To test the effect of the different neuron silencing on the behavioral response to CO2, they then put flies from each line in a so-called T-maze (basically, a corridor that branches out to the left and right at one end), and released CO2 into one of the branches and air into the other. Normally, the fly will always choose to follow the branch that contains air against the one with CO2. Therefore, if the silencing of a given group of neurons abolished the aversion to CO2, this meant that those particular neurons were needed to elicit the aversive response to the gas.
“We found two distinct fly lines that lost this aversive behavior,” says Vasconcelos. First surprise: it was not the neurons they expected. Second surprise: these two neurons types respond specifically to CO2. “This was unexpected”, says Vasconcelos. “We thought their silencing would cause the loss of aversive olfactory behaviors in general, but when we tested other odors, we found no change in the flies’ aversive behavior to those other odors. We also tested these neurons with respect to attractive odors and, again, we saw no change when they were silenced.” In other words, these experiments revealed two independent set of neurons that are needed to elicit the aversive response specifically to CO2.
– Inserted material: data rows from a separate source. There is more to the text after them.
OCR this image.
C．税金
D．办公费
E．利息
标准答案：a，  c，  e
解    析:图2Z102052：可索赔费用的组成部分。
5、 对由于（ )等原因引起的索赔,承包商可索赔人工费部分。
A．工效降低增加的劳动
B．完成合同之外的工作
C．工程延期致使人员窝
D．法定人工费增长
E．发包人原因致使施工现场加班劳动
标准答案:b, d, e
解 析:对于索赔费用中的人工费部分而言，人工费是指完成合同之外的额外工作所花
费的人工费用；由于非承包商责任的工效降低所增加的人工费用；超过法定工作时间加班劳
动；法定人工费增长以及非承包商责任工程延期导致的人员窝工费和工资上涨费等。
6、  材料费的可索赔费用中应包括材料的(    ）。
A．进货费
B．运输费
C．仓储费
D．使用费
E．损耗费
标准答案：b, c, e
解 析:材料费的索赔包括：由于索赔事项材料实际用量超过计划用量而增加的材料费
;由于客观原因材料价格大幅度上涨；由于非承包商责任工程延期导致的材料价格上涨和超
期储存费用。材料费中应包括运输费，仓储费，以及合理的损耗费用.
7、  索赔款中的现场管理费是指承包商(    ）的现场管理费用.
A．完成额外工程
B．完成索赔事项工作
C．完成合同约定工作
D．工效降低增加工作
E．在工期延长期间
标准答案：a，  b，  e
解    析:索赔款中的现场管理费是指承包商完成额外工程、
This is one of the main results of the study, she adds. The other is that one of the two types of neurons they identified had only local connections into the LH, while the other also projected its connections out of the LH.
To determine in which the direction the olfactory information was flowing from one type of neuron to the other, they performed another set of experiments: they inactivated one of the two types while at the same time recording the neural activity of the other type. For this, they used optogenetics, a technology which allows turning specific neurons on and off at will with the help of a laser.
They concluded that the flow of olfactory information from the antennae was first processed by the neurons that projected out of the LH and then by the locally connected neurons. In doing this, they obtained a first “snapshot” of the neural circuit underlying the aversive response to CO2.
Also importantly, the neurons belonging to the group that projects out of the LH innervate a structure of the fly brain, the SIP (superior intermediate protocerebrum), “which is thought to coordinate the learned and innate responses,” says Vasconcelos.
Vasconcelos believes that this study into the function of the LH could serve as a guide to further studies of the neural underpinnings of olfactory responses. Just as is the case with CO2, there could be other odor selective neurons in the LH, and not simply neurons that distinguish aversive from attractive odors.